In frequentist: Equations that minimize residuals. It uses calculus and algebra

  • You get the same solution each time. If all of you run the same model with the same data in R, you will all get the same betas as me!

  • Bayesian Integrates a posterior –> No closed solution!

  • Different solution each time!

  • Why? Bayesian cannot solve this using an equation. So, it samples from it using Markov Chain Monte Carlo (MCMC!) and obtains a probability from it

MCMC?

  • Ever heard of this?

  • Let’s try this! With a game!

In-Pairs Exercise: Acting Out an MCMC Random Walk

Goal

Experience how MCMC explores a likelihood surface step-by-step. NO COMPUTER NEEDED!

DO NOT RUN ANYTHING YET!

Choose one student to do the random walk, one to be the computer or tester

Exercise

Goal

Experience how MCMC explores a likelihood surface step-by-step. NO COMPUTER NEEDED!

Setup

  1. Student A: open and run the following code (DO NOT SHOW TO STUDENT B!):
x <- seq(-50, 150, by = 1)

# Create a landscape with 3 peaks of different widths and heights
likelihood <- 
  0.7 * dnorm(x, mean = 20, sd = 10) +
  1.0 * dnorm(x, mean = 80, sd = 15) +
  0.4 * dnorm(x, mean = 120, sd = 5)

# Normalize so it looks like a probability surface
likelihood <- likelihood / max(likelihood)

plot(x, likelihood, type = "l", lwd = 3, col = "darkgreen",
     xlab = "Parameter value (x)",
     ylab = "Relative likelihood",
     main = "Example Likelihood Landscape")
  1. Student B: secretly pick a starting point (between 0 and 100). Call this x

The Walk

  1. Student B: Write down the starting point (x) and mention it to student A. Student A tell student B an approximate value of the Likelihood. Write it down.

  2. Student B: flips a “coin” in R:

rbinom(1, 1, 0.5)
[1] 0

If 1 –> propose x + 3

If 0 –> propose x – 3

  1. Student A: checks the new height (likelihood) and compares it to the current. If new height > current, move 3 steps in that direction (Student B: write down the new x, student A write Likelihood) If not, move only 1 step.

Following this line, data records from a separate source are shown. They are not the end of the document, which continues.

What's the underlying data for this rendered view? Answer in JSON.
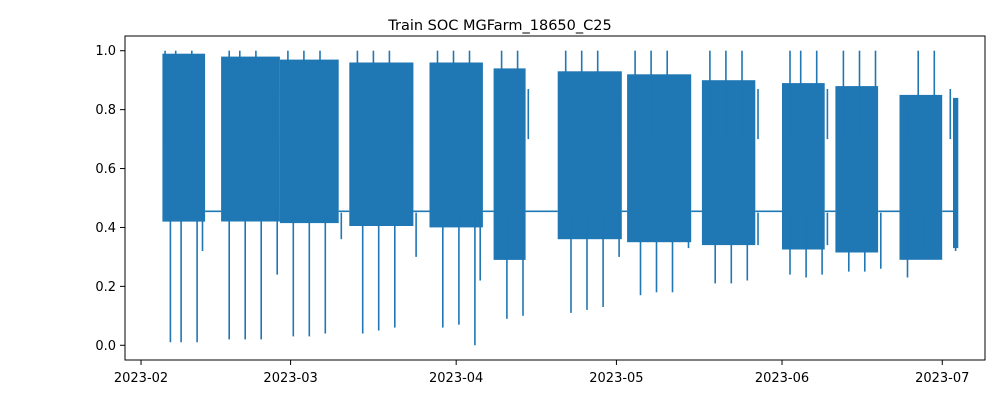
{
  "chart_data": {
    "type": "line",
    "title": "Train SOC MGFarm_18650_C25",
    "xlabel": "",
    "ylabel": "",
    "x_axis_type": "date",
    "xlim": [
      "2023-01-29",
      "2023-07-09"
    ],
    "ylim": [
      -0.05,
      1.05
    ],
    "x_ticks": [
      "2023-02",
      "2023-03",
      "2023-04",
      "2023-05",
      "2023-06",
      "2023-07"
    ],
    "y_ticks": [
      0.0,
      0.2,
      0.4,
      0.6,
      0.8,
      1.0
    ],
    "grid": false,
    "legend": "none",
    "color": "#1f77b4",
    "series": [
      {
        "segments": [
          {
            "kind": "cycling",
            "start": "2023-02-05",
            "end": "2023-02-13",
            "top": 0.99,
            "bottom": 0.42
          },
          {
            "kind": "rest",
            "start": "2023-02-13",
            "end": "2023-02-16",
            "value": 0.455
          },
          {
            "kind": "cycling",
            "start": "2023-02-16",
            "end": "2023-02-27",
            "top": 0.98,
            "bottom": 0.42
          },
          {
            "kind": "rest",
            "start": "2023-02-27",
            "end": "2023-02-27",
            "value": 0.455
          },
          {
            "kind": "cycling",
            "start": "2023-02-27",
            "end": "2023-03-10",
            "top": 0.97,
            "bottom": 0.415
          },
          {
            "kind": "rest",
            "start": "2023-03-10",
            "end": "2023-03-12",
            "value": 0.455
          },
          {
            "kind": "cycling",
            "start": "2023-03-12",
            "end": "2023-03-24",
            "top": 0.96,
            "bottom": 0.405
          },
          {
            "kind": "rest",
            "start": "2023-03-24",
            "end": "2023-03-27",
            "value": 0.455
          },
          {
            "kind": "cycling",
            "start": "2023-03-27",
            "end": "2023-04-06",
            "top": 0.96,
            "bottom": 0.4
          },
          {
            "kind": "rest",
            "start": "2023-04-06",
            "end": "2023-04-08",
            "value": 0.455
          },
          {
            "kind": "cycling",
            "start": "2023-04-08",
            "end": "2023-04-14",
            "top": 0.94,
            "bottom": 0.29
          },
          {
            "kind": "rest",
            "start": "2023-04-14",
            "end": "2023-04-20",
            "value": 0.455
          },
          {
            "kind": "cycling",
            "start": "2023-04-20",
            "end": "2023-05-02",
            "top": 0.93,
            "bottom": 0.36
          },
          {
            "kind": "rest",
            "start": "2023-05-02",
            "end": "2023-05-03",
            "value": 0.455
          },
          {
            "kind": "cycling",
            "start": "2023-05-03",
            "end": "2023-05-15",
            "top": 0.92,
            "bottom": 0.35
          },
          {
            "kind": "rest",
            "start": "2023-05-15",
            "end": "2023-05-17",
            "value": 0.455
          },
          {
            "kind": "cycling",
            "start": "2023-05-17",
            "end": "2023-05-27",
            "top": 0.9,
            "bottom": 0.34
          },
          {
            "kind": "rest",
            "start": "2023-05-27",
            "end": "2023-06-01",
            "value": 0.455
          },
          {
            "kind": "cycling",
            "start": "2023-06-01",
            "end": "2023-06-09",
            "top": 0.89,
            "bottom": 0.325
          },
          {
            "kind": "rest",
            "start": "2023-06-09",
            "end": "2023-06-11",
            "value": 0.455
          },
          {
            "kind": "cycling",
            "start": "2023-06-11",
            "end": "2023-06-19",
            "top": 0.88,
            "bottom": 0.315
          },
          {
            "kind": "rest",
            "start": "2023-06-19",
            "end": "2023-06-23",
            "value": 0.455
          },
          {
            "kind": "cycling",
            "start": "2023-06-23",
            "end": "2023-07-01",
            "top": 0.85,
            "bottom": 0.29
          },
          {
            "kind": "rest",
            "start": "2023-07-01",
            "end": "2023-07-03",
            "value": 0.455
          },
          {
            "kind": "cycling",
            "start": "2023-07-03",
            "end": "2023-07-04",
            "top": 0.84,
            "bottom": 0.33
          }
        ],
        "spikes": [
          {
            "date": "2023-02-05",
            "y": 1.0
          },
          {
            "date": "2023-02-06",
            "y": 0.01
          },
          {
            "date": "2023-02-07",
            "y": 1.0
          },
          {
            "date": "2023-02-08",
            "y": 0.01
          },
          {
            "date": "2023-02-10",
            "y": 1.0
          },
          {
            "date": "2023-02-11",
            "y": 0.01
          },
          {
            "date": "2023-02-12",
            "y": 0.87
          },
          {
            "date": "2023-02-12",
            "y": 0.32
          },
          {
            "date": "2023-02-17",
            "y": 1.0
          },
          {
            "date": "2023-02-17",
            "y": 0.02
          },
          {
            "date": "2023-02-19",
            "y": 1.0
          },
          {
            "date": "2023-02-20",
            "y": 0.02
          },
          {
            "date": "2023-02-22",
            "y": 1.0
          },
          {
            "date": "2023-02-23",
            "y": 0.02
          },
          {
            "date": "2023-02-25",
            "y": 0.87
          },
          {
            "date": "2023-02-26",
            "y": 0.24
          },
          {
            "date": "2023-02-28",
            "y": 1.0
          },
          {
            "date": "2023-03-01",
            "y": 0.03
          },
          {
            "date": "2023-03-03",
            "y": 1.0
          },
          {
            "date": "2023-03-04",
            "y": 0.03
          },
          {
            "date": "2023-03-06",
            "y": 1.0
          },
          {
            "date": "2023-03-07",
            "y": 0.04
          },
          {
            "date": "2023-03-09",
            "y": 0.86
          },
          {
            "date": "2023-03-10",
            "y": 0.36
          },
          {
            "date": "2023-03-13",
            "y": 1.0
          },
          {
            "date": "2023-03-14",
            "y": 0.04
          },
          {
            "date": "2023-03-16",
            "y": 1.0
          },
          {
            "date": "2023-03-17",
            "y": 0.05
          },
          {
            "date": "2023-03-19",
            "y": 1.0
          },
          {
            "date": "2023-03-20",
            "y": 0.06
          },
          {
            "date": "2023-03-23",
            "y": 0.86
          },
          {
            "date": "2023-03-24",
            "y": 0.3
          },
          {
            "date": "2023-03-28",
            "y": 1.0
          },
          {
            "date": "2023-03-29",
            "y": 0.06
          },
          {
            "date": "2023-03-31",
            "y": 1.0
          },
          {
            "date": "2023-04-01",
            "y": 0.07
          },
          {
            "date": "2023-04-03",
            "y": 1.0
          },
          {
            "date": "2023-04-04",
            "y": 0.0
          },
          {
            "date": "2023-04-05",
            "y": 0.78
          },
          {
            "date": "2023-04-05",
            "y": 0.22
          },
          {
            "date": "2023-04-09",
            "y": 1.0
          },
          {
            "date": "2023-04-10",
            "y": 0.09
          },
          {
            "date": "2023-04-12",
            "y": 1.0
          },
          {
            "date": "2023-04-13",
            "y": 0.1
          },
          {
            "date": "2023-04-14",
            "y": 0.87
          },
          {
            "date": "2023-04-21",
            "y": 1.0
          },
          {
            "date": "2023-04-22",
            "y": 0.11
          },
          {
            "date": "2023-04-24",
            "y": 1.0
          },
          {
            "date": "2023-04-25",
            "y": 0.12
          },
          {
            "date": "2023-04-27",
            "y": 1.0
          },
          {
            "date": "2023-04-28",
            "y": 0.13
          },
          {
            "date": "2023-05-01",
            "y": 0.86
          },
          {
            "date": "2023-05-01",
            "y": 0.3
          },
          {
            "date": "2023-05-04",
            "y": 1.0
          },
          {
            "date": "2023-05-05",
            "y": 0.17
          },
          {
            "date": "2023-05-07",
            "y": 1.0
          },
          {
            "date": "2023-05-08",
            "y": 0.18
          },
          {
            "date": "2023-05-10",
            "y": 1.0
          },
          {
            "date": "2023-05-11",
            "y": 0.18
          },
          {
            "date": "2023-05-14",
            "y": 0.87
          },
          {
            "date": "2023-05-14",
            "y": 0.33
          },
          {
            "date": "2023-05-18",
            "y": 1.0
          },
          {
            "date": "2023-05-19",
            "y": 0.21
          },
          {
            "date": "2023-05-21",
            "y": 1.0
          },
          {
            "date": "2023-05-22",
            "y": 0.21
          },
          {
            "date": "2023-05-24",
            "y": 1.0
          },
          {
            "date": "2023-05-25",
            "y": 0.22
          },
          {
            "date": "2023-05-27",
            "y": 0.87
          },
          {
            "date": "2023-05-27",
            "y": 0.34
          },
          {
            "date": "2023-06-02",
            "y": 1.0
          },
          {
            "date": "2023-06-02",
            "y": 0.24
          },
          {
            "date": "2023-06-04",
            "y": 1.0
          },
          {
            "date": "2023-06-05",
            "y": 0.23
          },
          {
            "date": "2023-06-07",
            "y": 1.0
          },
          {
            "date": "2023-06-08",
            "y": 0.24
          },
          {
            "date": "2023-06-09",
            "y": 0.87
          },
          {
            "date": "2023-06-09",
            "y": 0.34
          },
          {
            "date": "2023-06-12",
            "y": 1.0
          },
          {
            "date": "2023-06-13",
            "y": 0.25
          },
          {
            "date": "2023-06-15",
            "y": 1.0
          },
          {
            "date": "2023-06-16",
            "y": 0.25
          },
          {
            "date": "2023-06-18",
            "y": 1.0
          },
          {
            "date": "2023-06-19",
            "y": 0.26
          },
          {
            "date": "2023-06-24",
            "y": 0.8
          },
          {
            "date": "2023-06-24",
            "y": 0.23
          },
          {
            "date": "2023-06-26",
            "y": 1.0
          },
          {
            "date": "2023-06-27",
            "y": 0.32
          },
          {
            "date": "2023-06-29",
            "y": 1.0
          },
          {
            "date": "2023-06-30",
            "y": 0.32
          },
          {
            "date": "2023-07-02",
            "y": 0.87
          },
          {
            "date": "2023-07-03",
            "y": 0.32
          }
        ]
      }
    ]
  }
}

Write down the new x and Likelihood as well.

Repeat ~20 times

Plot in paper (x value vs Likelihood)

MCMC

Start with a random guess.

Propose a new set of parameters.

Accept or reject based on how likely they are given the data.

Repeat thousands of times. The chain “learns” the posterior shape.

Youtube video

Gibbs sampler

Most of our software uses a Gibbs sampler.

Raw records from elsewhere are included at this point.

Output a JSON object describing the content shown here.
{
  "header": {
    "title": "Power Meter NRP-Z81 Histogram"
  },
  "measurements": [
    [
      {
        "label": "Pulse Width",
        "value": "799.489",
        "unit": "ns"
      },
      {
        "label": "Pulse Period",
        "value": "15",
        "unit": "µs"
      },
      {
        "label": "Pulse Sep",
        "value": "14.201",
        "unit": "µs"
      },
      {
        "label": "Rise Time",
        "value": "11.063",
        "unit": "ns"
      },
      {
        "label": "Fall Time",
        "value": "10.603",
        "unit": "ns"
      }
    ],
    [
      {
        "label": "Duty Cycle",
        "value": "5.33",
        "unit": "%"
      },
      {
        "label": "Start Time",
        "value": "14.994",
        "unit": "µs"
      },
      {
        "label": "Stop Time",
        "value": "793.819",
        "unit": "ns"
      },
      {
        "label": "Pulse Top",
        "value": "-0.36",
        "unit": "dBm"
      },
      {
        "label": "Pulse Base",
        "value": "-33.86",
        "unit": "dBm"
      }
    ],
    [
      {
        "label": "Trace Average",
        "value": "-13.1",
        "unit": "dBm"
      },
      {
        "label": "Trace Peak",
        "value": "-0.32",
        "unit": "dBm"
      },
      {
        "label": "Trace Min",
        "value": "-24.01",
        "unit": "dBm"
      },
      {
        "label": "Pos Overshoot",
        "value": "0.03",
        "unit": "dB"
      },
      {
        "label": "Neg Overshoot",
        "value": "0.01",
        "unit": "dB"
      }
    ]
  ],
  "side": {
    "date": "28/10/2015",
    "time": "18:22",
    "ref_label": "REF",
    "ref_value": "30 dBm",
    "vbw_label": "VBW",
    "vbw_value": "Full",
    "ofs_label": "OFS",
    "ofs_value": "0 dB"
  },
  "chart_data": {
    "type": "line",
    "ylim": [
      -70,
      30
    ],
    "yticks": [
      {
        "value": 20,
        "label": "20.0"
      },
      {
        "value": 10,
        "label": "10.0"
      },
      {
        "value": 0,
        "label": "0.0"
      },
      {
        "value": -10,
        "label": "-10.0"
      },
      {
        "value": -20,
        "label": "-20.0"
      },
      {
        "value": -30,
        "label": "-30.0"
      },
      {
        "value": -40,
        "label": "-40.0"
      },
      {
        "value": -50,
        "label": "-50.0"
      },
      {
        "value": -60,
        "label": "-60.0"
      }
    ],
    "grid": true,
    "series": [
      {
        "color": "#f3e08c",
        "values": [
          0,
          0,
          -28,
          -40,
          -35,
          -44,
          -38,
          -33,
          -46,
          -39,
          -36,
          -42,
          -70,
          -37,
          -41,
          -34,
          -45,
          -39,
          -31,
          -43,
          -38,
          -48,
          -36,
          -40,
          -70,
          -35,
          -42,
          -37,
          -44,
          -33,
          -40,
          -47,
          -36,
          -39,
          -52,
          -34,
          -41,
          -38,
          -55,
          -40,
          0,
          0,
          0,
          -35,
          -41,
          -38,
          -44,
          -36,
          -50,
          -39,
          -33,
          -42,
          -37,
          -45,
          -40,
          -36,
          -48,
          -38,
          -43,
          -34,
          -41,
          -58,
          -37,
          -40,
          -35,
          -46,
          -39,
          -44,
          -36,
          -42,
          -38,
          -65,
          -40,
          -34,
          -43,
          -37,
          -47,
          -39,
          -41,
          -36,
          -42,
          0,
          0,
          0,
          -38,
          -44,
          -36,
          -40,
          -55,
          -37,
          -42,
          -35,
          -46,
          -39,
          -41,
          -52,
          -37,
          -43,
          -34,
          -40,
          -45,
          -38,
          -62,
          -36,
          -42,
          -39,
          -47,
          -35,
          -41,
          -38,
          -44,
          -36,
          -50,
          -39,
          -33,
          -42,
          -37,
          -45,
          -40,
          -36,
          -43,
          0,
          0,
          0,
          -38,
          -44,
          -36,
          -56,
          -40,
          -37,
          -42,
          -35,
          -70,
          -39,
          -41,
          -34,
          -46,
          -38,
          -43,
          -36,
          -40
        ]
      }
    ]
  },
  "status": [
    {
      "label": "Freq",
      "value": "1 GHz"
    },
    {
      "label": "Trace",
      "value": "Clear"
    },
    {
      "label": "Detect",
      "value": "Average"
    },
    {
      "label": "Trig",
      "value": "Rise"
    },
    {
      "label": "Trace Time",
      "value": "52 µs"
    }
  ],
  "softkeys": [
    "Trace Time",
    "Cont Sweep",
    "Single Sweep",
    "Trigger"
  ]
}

  • It tests one parameter at a time.

  • Fixes some parameters and moves one around

  • After a while, it switches to a different parameter, and so on

Next classes (suggestion)

  • Wednesday: Plots

  • Friday: A Bayesian example (only for those interested).

  • Next Week: Multivariate (lecture). Friday lab, no need to turn in, but an exercise I want you to do

  • Monday 24: Session to work on final project (no class)

  • Monday 1st. Session to work on final project (no class). Free coffee + snacks (RSVP)!